Após a violação do espaço aéreo polonês por drones russos, a Polônia acionou o Artigo 4 da Otan e abateu os objetos com apoio de caças aliados. O episódio ocorreu na quarta-feira (10), aumentando a tensão entre Europa e Rússia. O governo russo negou intenção deliberada no envio dos drones e se colocou à disposição para consultas.
O incidente levou ao fechamento de aeroportos e à elevação do alerta militar na Polônia, além de reações firmes de líderes europeus e consultas emergenciais entre países da aliança.
Reação internacional e resposta da Otan
O incidente de quarta-feira (10) envolveu a entrada de drones russos no espaço aéreo polonês, levando a Forças Armadas da Polônia a abaterem os aparelhos com apoio de caças da Otan. A Polônia invocou o Artigo 4 do tratado da aliança, que prevê consultas entre membros diante de ameaças à segurança de um país integrante. O episódio reacendeu o debate sobre a possibilidade de acionar o Artigo 5, que permite resposta militar conjunta.
Sete drones e destroços de projéteis foram encontrados em diferentes cidades do leste e norte polonês, causando danos a casas e carros, segundo o Ministério do Interior. O governo polonês recomendou que a população permanecesse em casa e ativou sistemas de defesa antiaérea no mais alto nível de prontidão. Aeroportos, incluindo o de Varsóvia, foram fechados temporariamente.
O primeiro-ministro Donald Tusk afirmou que a Polônia está pronta para reagir a ataques e provocações, destacando que o país nunca esteve tão próximo de um conflito armado desde a Segunda Guerra Mundial. Ele convocou uma reunião extraordinária do Conselho de Ministros e consultas emergenciais com aliados da Otan.
Posicionamento russo
O Ministério da Defesa da Rússia negou que os drones tivessem como alvo a Polônia, alegando que o alcance dos aparelhos não seria suficiente para violar o espaço aéreo polonês. A pasta afirmou estar disposta a dialogar com o governo polonês sobre o incidente. O Kremlin se recusou a comentar, enquanto o encarregado de negócios russo em Varsóvia, Andrey Ordash, classificou as acusações como infundadas.
Repercussão europeia e medidas de segurança
Líderes europeus repudiaram a violação do espaço aéreo da Polônia. Ursula von der Leyen, presidente da Comissão Europeia, declarou que a União Europeia defenderá cada centímetro de seu território e classificou o incidente como sem precedentes. Emmanuel Macron, presidente da França, considerou o caso inaceitável, e Kaja Kallas, alta representante da UE para Assuntos Externos, defendeu o aumento das sanções contra a Rússia.

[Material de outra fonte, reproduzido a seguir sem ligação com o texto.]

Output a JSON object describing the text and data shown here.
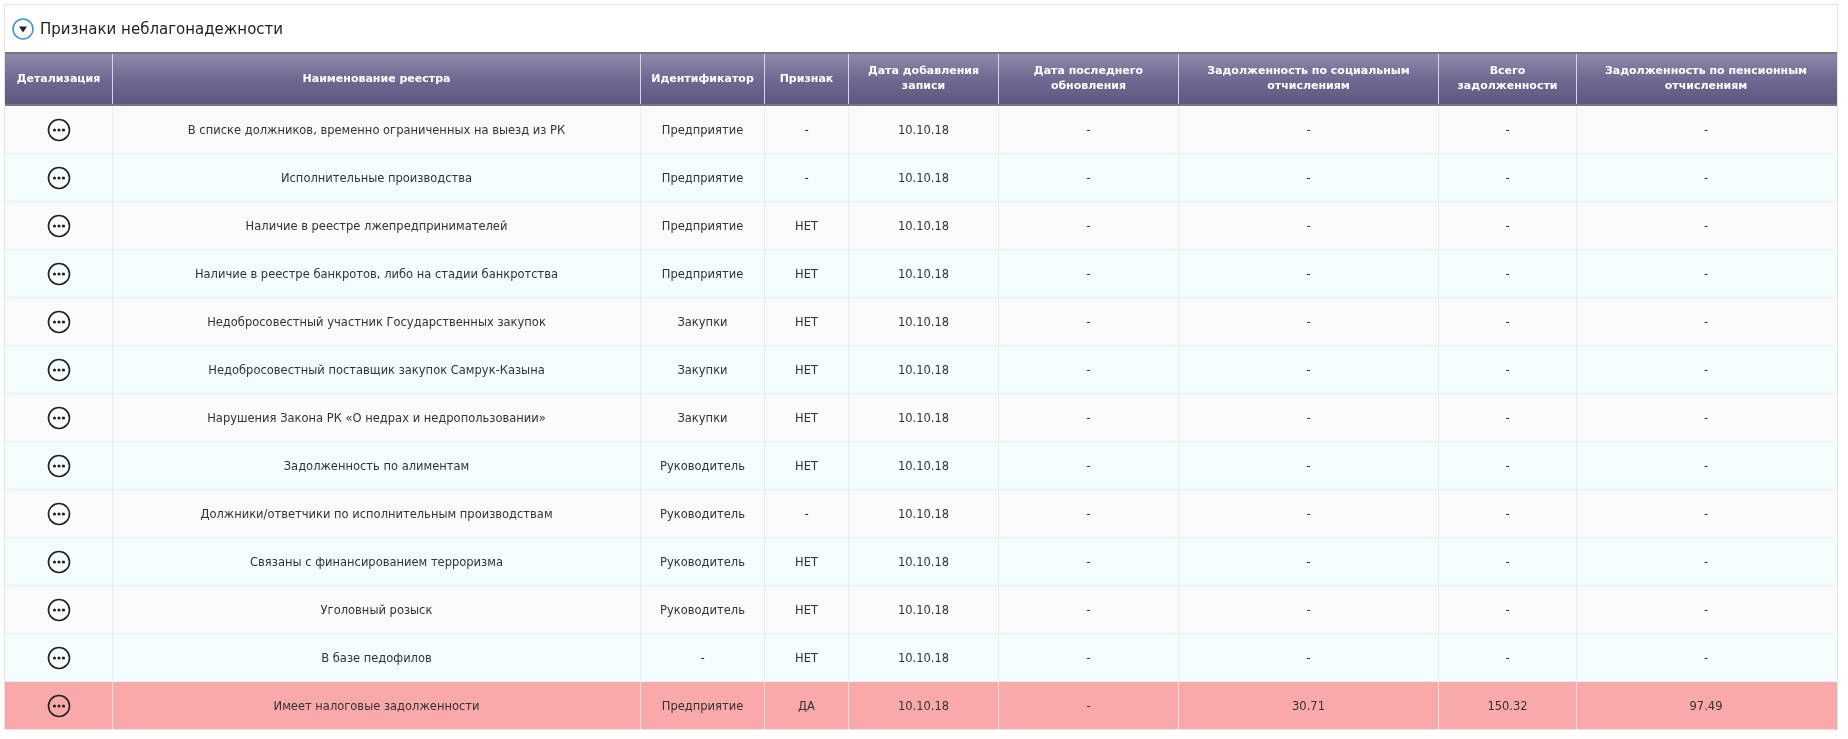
{
  "panel": {
    "title": "Признаки неблагонадежности",
    "expanded": true
  },
  "table": {
    "columns": [
      "Детализация",
      "Наименование реестра",
      "Идентификатор",
      "Признак",
      "Дата добавления записи",
      "Дата последнего обновления",
      "Задолженность по социальным отчислениям",
      "Всего задолженности",
      "Задолженность по пенсионным отчислениям"
    ],
    "rows": [
      {
        "name": "В списке должников, временно ограниченных на выезд из РК",
        "identifier": "Предприятие",
        "sign": "-",
        "added": "10.10.18",
        "updated": "-",
        "social_debt": "-",
        "total_debt": "-",
        "pension_debt": "-",
        "highlighted": false
      },
      {
        "name": "Исполнительные производства",
        "identifier": "Предприятие",
        "sign": "-",
        "added": "10.10.18",
        "updated": "-",
        "social_debt": "-",
        "total_debt": "-",
        "pension_debt": "-",
        "highlighted": false
      },
      {
        "name": "Наличие в реестре лжепредпринимателей",
        "identifier": "Предприятие",
        "sign": "НЕТ",
        "added": "10.10.18",
        "updated": "-",
        "social_debt": "-",
        "total_debt": "-",
        "pension_debt": "-",
        "highlighted": false
      },
      {
        "name": "Наличие в реестре банкротов, либо на стадии банкротства",
        "identifier": "Предприятие",
        "sign": "НЕТ",
        "added": "10.10.18",
        "updated": "-",
        "social_debt": "-",
        "total_debt": "-",
        "pension_debt": "-",
        "highlighted": false
      },
      {
        "name": "Недобросовестный участник Государственных закупок",
        "identifier": "Закупки",
        "sign": "НЕТ",
        "added": "10.10.18",
        "updated": "-",
        "social_debt": "-",
        "total_debt": "-",
        "pension_debt": "-",
        "highlighted": false
      },
      {
        "name": "Недобросовестный поставщик закупок Самрук-Казына",
        "identifier": "Закупки",
        "sign": "НЕТ",
        "added": "10.10.18",
        "updated": "-",
        "social_debt": "-",
        "total_debt": "-",
        "pension_debt": "-",
        "highlighted": false
      },
      {
        "name": "Нарушения Закона РК «О недрах и недропользовании»",
        "identifier": "Закупки",
        "sign": "НЕТ",
        "added": "10.10.18",
        "updated": "-",
        "social_debt": "-",
        "total_debt": "-",
        "pension_debt": "-",
        "highlighted": false
      },
      {
        "name": "Задолженность по алиментам",
        "identifier": "Руководитель",
        "sign": "НЕТ",
        "added": "10.10.18",
        "updated": "-",
        "social_debt": "-",
        "total_debt": "-",
        "pension_debt": "-",
        "highlighted": false
      },
      {
        "name": "Должники/ответчики по исполнительным производствам",
        "identifier": "Руководитель",
        "sign": "-",
        "added": "10.10.18",
        "updated": "-",
        "social_debt": "-",
        "total_debt": "-",
        "pension_debt": "-",
        "highlighted": false
      },
      {
        "name": "Связаны с финансированием терроризма",
        "identifier": "Руководитель",
        "sign": "НЕТ",
        "added": "10.10.18",
        "updated": "-",
        "social_debt": "-",
        "total_debt": "-",
        "pension_debt": "-",
        "highlighted": false
      },
      {
        "name": "Уголовный розыск",
        "identifier": "Руководитель",
        "sign": "НЕТ",
        "added": "10.10.18",
        "updated": "-",
        "social_debt": "-",
        "total_debt": "-",
        "pension_debt": "-",
        "highlighted": false
      },
      {
        "name": "В базе педофилов",
        "identifier": "-",
        "sign": "НЕТ",
        "added": "10.10.18",
        "updated": "-",
        "social_debt": "-",
        "total_debt": "-",
        "pension_debt": "-",
        "highlighted": false
      },
      {
        "name": "Имеет налоговые задолженности",
        "identifier": "Предприятие",
        "sign": "ДА",
        "added": "10.10.18",
        "updated": "-",
        "social_debt": "30.71",
        "total_debt": "150.32",
        "pension_debt": "97.49",
        "highlighted": true
      }
    ]
  }
}
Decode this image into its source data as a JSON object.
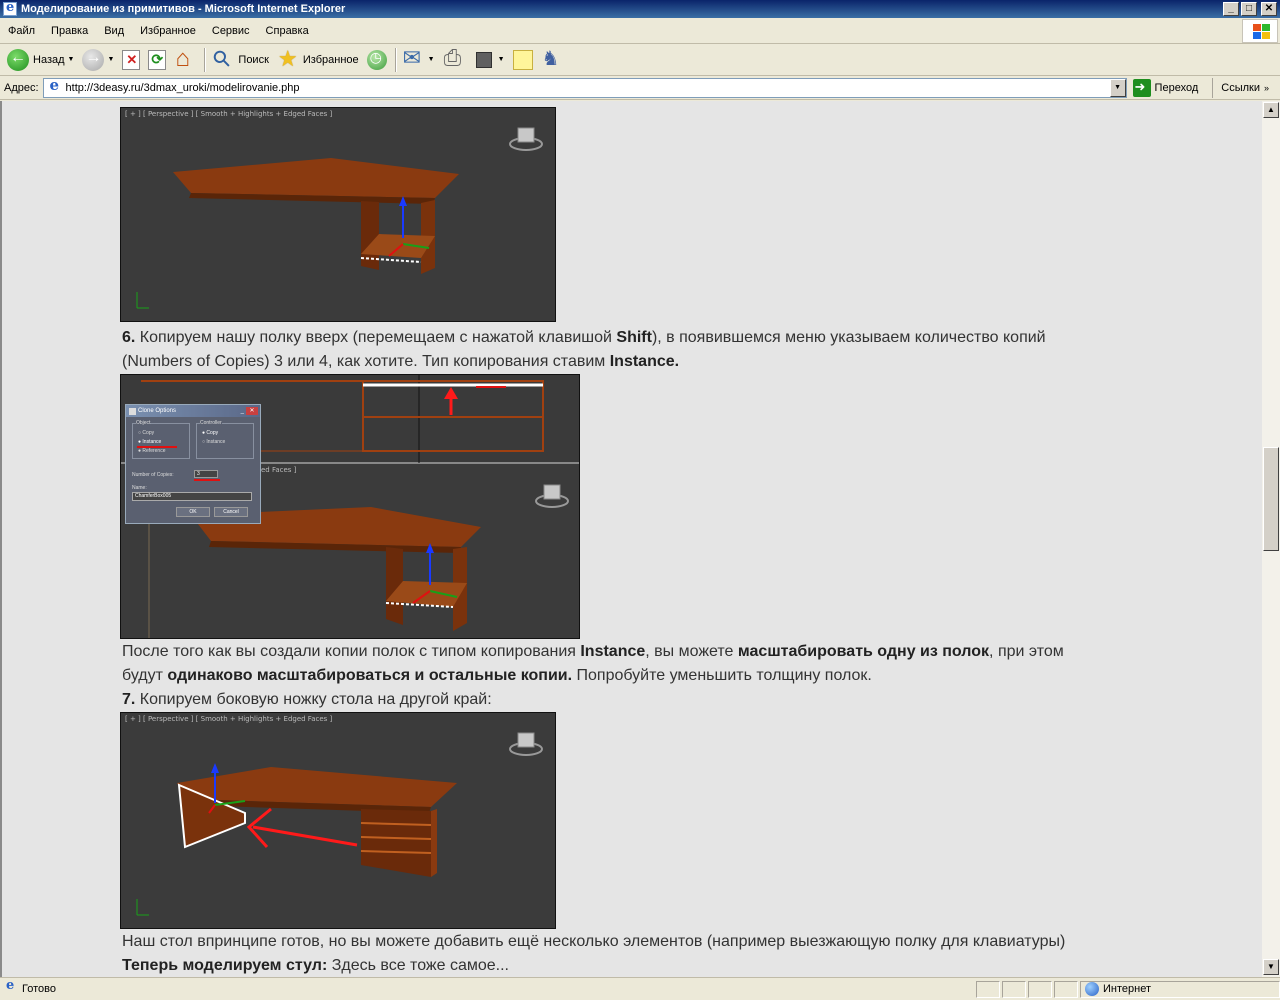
{
  "window": {
    "title": "Моделирование из примитивов - Microsoft Internet Explorer",
    "controls": [
      "_",
      "□",
      "✕"
    ]
  },
  "menu": [
    {
      "label": "Файл"
    },
    {
      "label": "Правка"
    },
    {
      "label": "Вид"
    },
    {
      "label": "Избранное"
    },
    {
      "label": "Сервис"
    },
    {
      "label": "Справка"
    }
  ],
  "toolbar": {
    "back_label": "Назад",
    "search_label": "Поиск",
    "favorites_label": "Избранное"
  },
  "address": {
    "label": "Адрес:",
    "url": "http://3deasy.ru/3dmax_uroki/modelirovanie.php",
    "go_label": "Переход",
    "links_label": "Ссылки"
  },
  "article": {
    "step6_num": "6.",
    "step6_a": " Копируем нашу полку вверх (перемещаем с нажатой клавишой ",
    "step6_shift": "Shift",
    "step6_b": "), в появившемся меню указываем количество копий",
    "step6_line2": "(Numbers of Copies) 3 или 4, как хотите. Тип копирования ставим ",
    "step6_instance": "Instance.",
    "after_a": "После того как вы создали копии полок с типом копирования ",
    "after_instance": "Instance",
    "after_b": ", вы можете ",
    "after_bold1": "масштабировать одну из полок",
    "after_c": ", при этом",
    "after_line2_a": "будут ",
    "after_bold2": "одинаково масштабироваться и остальные копии.",
    "after_line2_b": " Попробуйте уменьшить толщину полок.",
    "step7_num": "7.",
    "step7_text": " Копируем боковую ножку стола на другой край:",
    "final_line": "Наш стол впринципе готов, но вы можете добавить ещё несколько элементов (например выезжающую полку для клавиатуры)",
    "chair_bold": "Теперь моделируем стул:",
    "chair_text": " Здесь все тоже самое..."
  },
  "screenshots": {
    "vp_label": "[ + ] [ Perspective ] [ Smooth + Highlights + Edged Faces ]",
    "vp_label_partial": "ed Faces ]",
    "dialog": {
      "title": "Clone Options",
      "object_group": "Object",
      "opt_copy": "Copy",
      "opt_instance": "Instance",
      "opt_reference": "Reference",
      "controller_group": "Controller",
      "ctrl_copy": "Copy",
      "ctrl_instance": "Instance",
      "copies_label": "Number of Copies:",
      "copies_value": "3",
      "name_label": "Name:",
      "name_value": "ChamferBox005",
      "ok": "OK",
      "cancel": "Cancel"
    }
  },
  "status": {
    "text": "Готово",
    "zone": "Интернет"
  },
  "colors": {
    "wood": "#8a3a10",
    "viewport_bg": "#3b3b3b",
    "content_bg": "#e5e5e5"
  }
}
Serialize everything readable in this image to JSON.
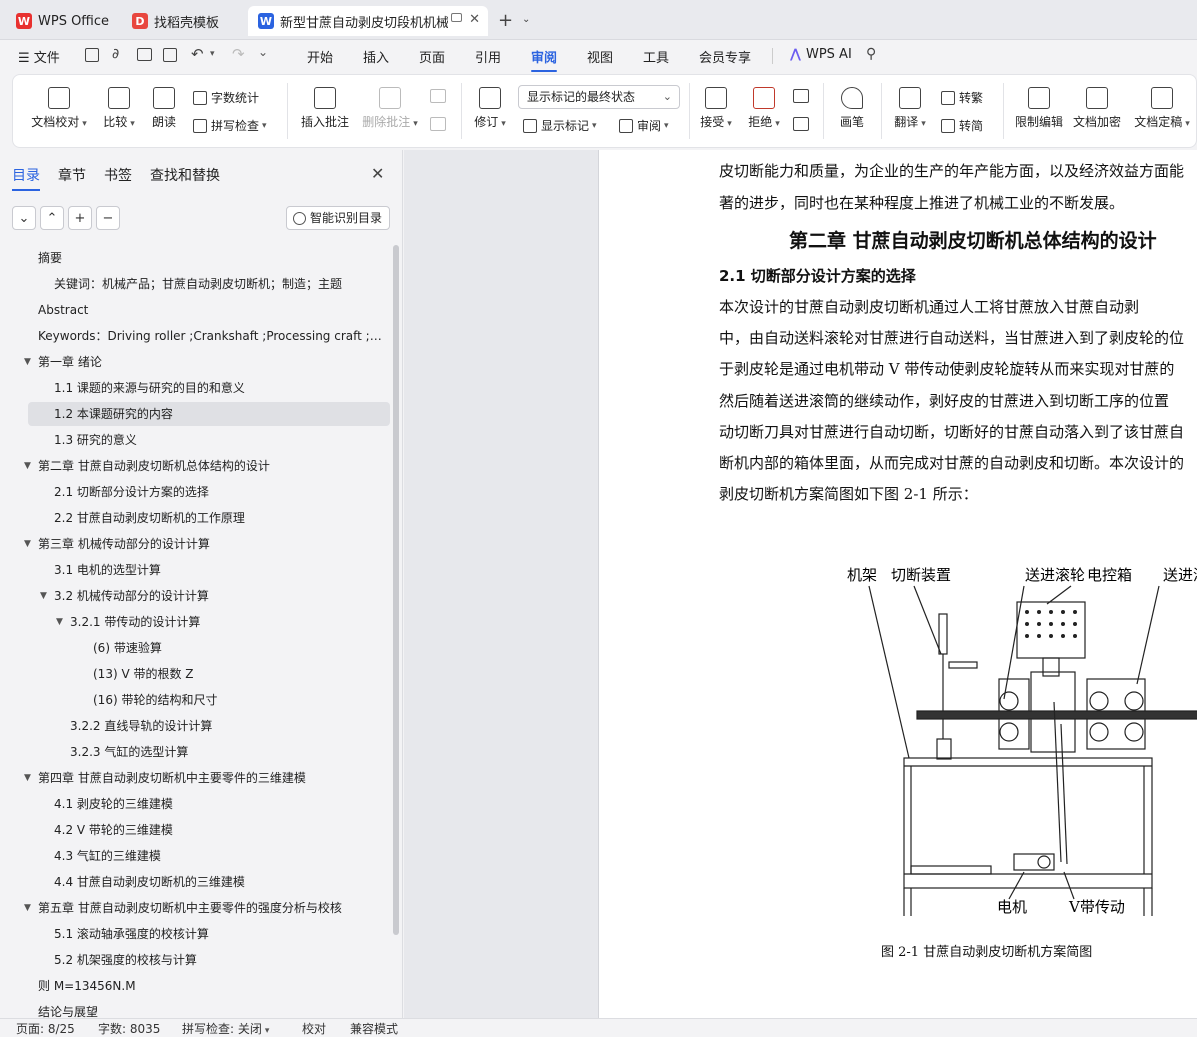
{
  "tabs": [
    {
      "label": "WPS Office",
      "icon": "wps-logo-icon"
    },
    {
      "label": "找稻壳模板",
      "icon": "docer-icon"
    },
    {
      "label": "新型甘蔗自动剥皮切段机机械",
      "icon": "writer-doc-icon"
    }
  ],
  "menu": {
    "file": "文件",
    "items": [
      "开始",
      "插入",
      "页面",
      "引用",
      "审阅",
      "视图",
      "工具",
      "会员专享"
    ],
    "active": "审阅",
    "ai": "WPS AI"
  },
  "ribbon": {
    "doc_check": "文档校对",
    "compare": "比较",
    "read_aloud": "朗读",
    "word_count": "字数统计",
    "spell_check": "拼写检查",
    "insert_comment": "插入批注",
    "delete_comment": "删除批注",
    "revise": "修订",
    "display_state": "显示标记的最终状态",
    "show_markup": "显示标记",
    "review": "审阅",
    "accept": "接受",
    "reject": "拒绝",
    "pen": "画笔",
    "translate": "翻译",
    "to_traditional": "转繁",
    "to_simplified": "转简",
    "restrict_edit": "限制编辑",
    "encrypt": "文档加密",
    "finalize": "文档定稿"
  },
  "left_panel": {
    "tabs": [
      "目录",
      "章节",
      "书签",
      "查找和替换"
    ],
    "smart_toc": "智能识别目录",
    "toc": [
      {
        "text": "摘要",
        "level": 0
      },
      {
        "text": "关键词：机械产品；甘蔗自动剥皮切断机；制造；主题",
        "level": 1
      },
      {
        "text": "Abstract",
        "level": 0
      },
      {
        "text": "Keywords：Driving roller ;Crankshaft ;Processing craft ;Si…",
        "level": 0
      },
      {
        "text": "第一章  绪论",
        "level": 0,
        "caret": true
      },
      {
        "text": "1.1  课题的来源与研究的目的和意义",
        "level": 1
      },
      {
        "text": "1.2  本课题研究的内容",
        "level": 1,
        "selected": true
      },
      {
        "text": "1.3  研究的意义",
        "level": 1
      },
      {
        "text": "第二章  甘蔗自动剥皮切断机总体结构的设计",
        "level": 0,
        "caret": true
      },
      {
        "text": "2.1 切断部分设计方案的选择",
        "level": 1
      },
      {
        "text": "2.2 甘蔗自动剥皮切断机的工作原理",
        "level": 1
      },
      {
        "text": "第三章  机械传动部分的设计计算",
        "level": 0,
        "caret": true
      },
      {
        "text": "3.1 电机的选型计算",
        "level": 1
      },
      {
        "text": "3.2  机械传动部分的设计计算",
        "level": 1,
        "caret": true
      },
      {
        "text": "3.2.1  带传动的设计计算",
        "level": 2,
        "caret": true
      },
      {
        "text": "(6)  带速验算",
        "level": 3
      },
      {
        "text": "(13)  V 带的根数 Z",
        "level": 3
      },
      {
        "text": "(16)  带轮的结构和尺寸",
        "level": 3
      },
      {
        "text": "3.2.2 直线导轨的设计计算",
        "level": 2
      },
      {
        "text": "3.2.3  气缸的选型计算",
        "level": 2
      },
      {
        "text": "第四章  甘蔗自动剥皮切断机中主要零件的三维建模",
        "level": 0,
        "caret": true
      },
      {
        "text": "4.1 剥皮轮的三维建模",
        "level": 1
      },
      {
        "text": "4.2 V 带轮的三维建模",
        "level": 1
      },
      {
        "text": "4.3 气缸的三维建模",
        "level": 1
      },
      {
        "text": "4.4 甘蔗自动剥皮切断机的三维建模",
        "level": 1
      },
      {
        "text": "第五章  甘蔗自动剥皮切断机中主要零件的强度分析与校核",
        "level": 0,
        "caret": true
      },
      {
        "text": "5.1 滚动轴承强度的校核计算",
        "level": 1
      },
      {
        "text": "5.2 机架强度的校核与计算",
        "level": 1
      },
      {
        "text": "则 M=13456N.M",
        "level": 0
      },
      {
        "text": "结论与展望",
        "level": 0
      }
    ]
  },
  "document": {
    "lines_top": [
      "皮切断能力和质量，为企业的生产的年产能方面，以及经济效益方面能",
      "著的进步，同时也在某种程度上推进了机械工业的不断发展。"
    ],
    "chapter_title": "第二章  甘蔗自动剥皮切断机总体结构的设计",
    "section_title": "2.1 切断部分设计方案的选择",
    "paragraph": [
      "    本次设计的甘蔗自动剥皮切断机通过人工将甘蔗放入甘蔗自动剥",
      "中，由自动送料滚轮对甘蔗进行自动送料，当甘蔗进入到了剥皮轮的位",
      "于剥皮轮是通过电机带动 V 带传动使剥皮轮旋转从而来实现对甘蔗的",
      "然后随着送进滚筒的继续动作，剥好皮的甘蔗进入到切断工序的位置",
      "动切断刀具对甘蔗进行自动切断，切断好的甘蔗自动落入到了该甘蔗自",
      "断机内部的箱体里面，从而完成对甘蔗的自动剥皮和切断。本次设计的",
      "剥皮切断机方案简图如下图 2-1 所示："
    ],
    "figure_labels": {
      "frame": "机架",
      "cutter": "切断装置",
      "feed_roller": "送进滚轮",
      "control_box": "电控箱",
      "feed_roller2": "送进滚",
      "motor": "电机",
      "v_belt": "V带传动"
    },
    "figure_caption": "图 2-1 甘蔗自动剥皮切断机方案简图"
  },
  "status": {
    "page": "页面: 8/25",
    "words": "字数: 8035",
    "spell": "拼写检查: 关闭",
    "proof": "校对",
    "compat": "兼容模式"
  }
}
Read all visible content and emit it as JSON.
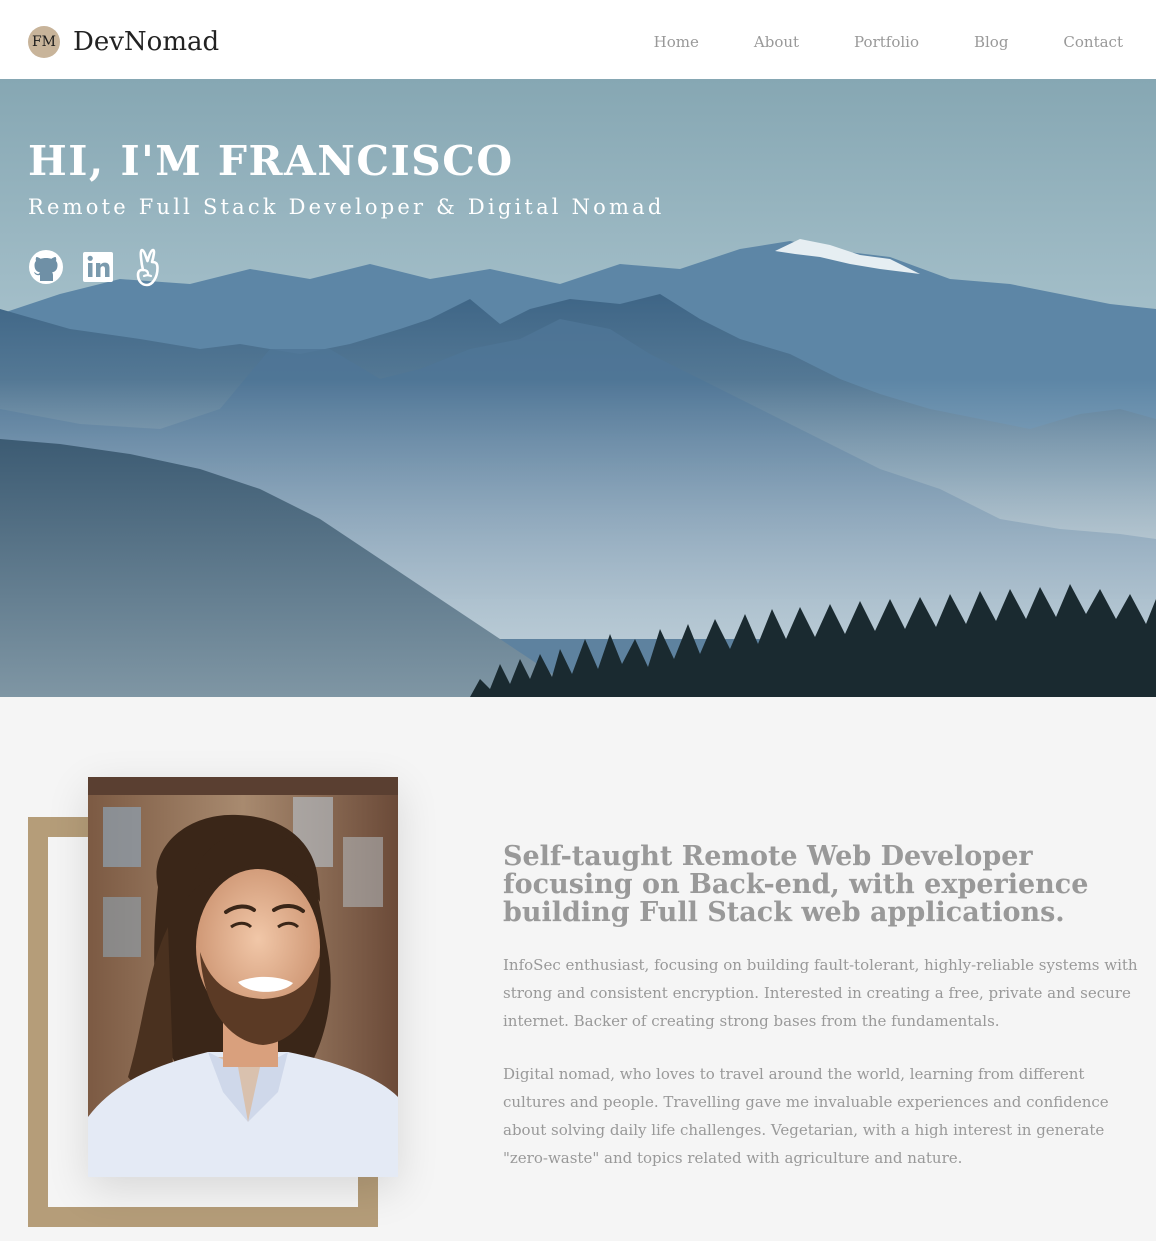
{
  "brand": {
    "badge": "FM",
    "name": "DevNomad"
  },
  "nav": {
    "items": [
      "Home",
      "About",
      "Portfolio",
      "Blog",
      "Contact"
    ]
  },
  "hero": {
    "title": "HI, I'M FRANCISCO",
    "subtitle": "Remote Full Stack Developer & Digital Nomad",
    "socials": [
      "github-icon",
      "linkedin-icon",
      "angellist-icon"
    ]
  },
  "about": {
    "lead": "Self-taught Remote Web Developer focusing on Back-end, with experience building Full Stack web applications.",
    "paragraphs": [
      "InfoSec enthusiast, focusing on building fault-tolerant, highly-reliable systems with strong and consistent encryption. Interested in creating a free, private and secure internet. Backer of creating strong bases from the fundamentals.",
      "Digital nomad, who loves to travel around the world, learning from different cultures and people. Travelling gave me invaluable experiences and confidence about solving daily life challenges. Vegetarian, with a high interest in generate \"zero-waste\" and topics related with agriculture and nature."
    ]
  },
  "colors": {
    "accent": "#b59d79",
    "logo_badge": "#c8b49a",
    "muted_text": "#999999",
    "background": "#f5f5f5"
  }
}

O secretário-geral da Otan, Mark Rutte, afirmou que, intencional ou não, o episódio é irresponsável e perigoso, exigindo que a Rússia pare de violar o espaço aéreo dos aliados. O premiê britânico Keir Starmer chamou o ataque de extremamente inconsequente. O governo alemão destacou a gravidade do incidente e alertou para os testes impostos pela Rússia à Europa.
O episódio marca a sétima vez em que o Artigo 4 da Otan é acionado desde 1949, sendo a última em 2022, quando mísseis atingiram a Polônia durante a guerra na Ucrânia. Autoridades polonesas alertam para riscos nas regiões próximas à Ucrânia e Belarus, enquanto a Força Aérea ucraniana chegou a informar sobre a ameaça dos drones antes de apagar a mensagem.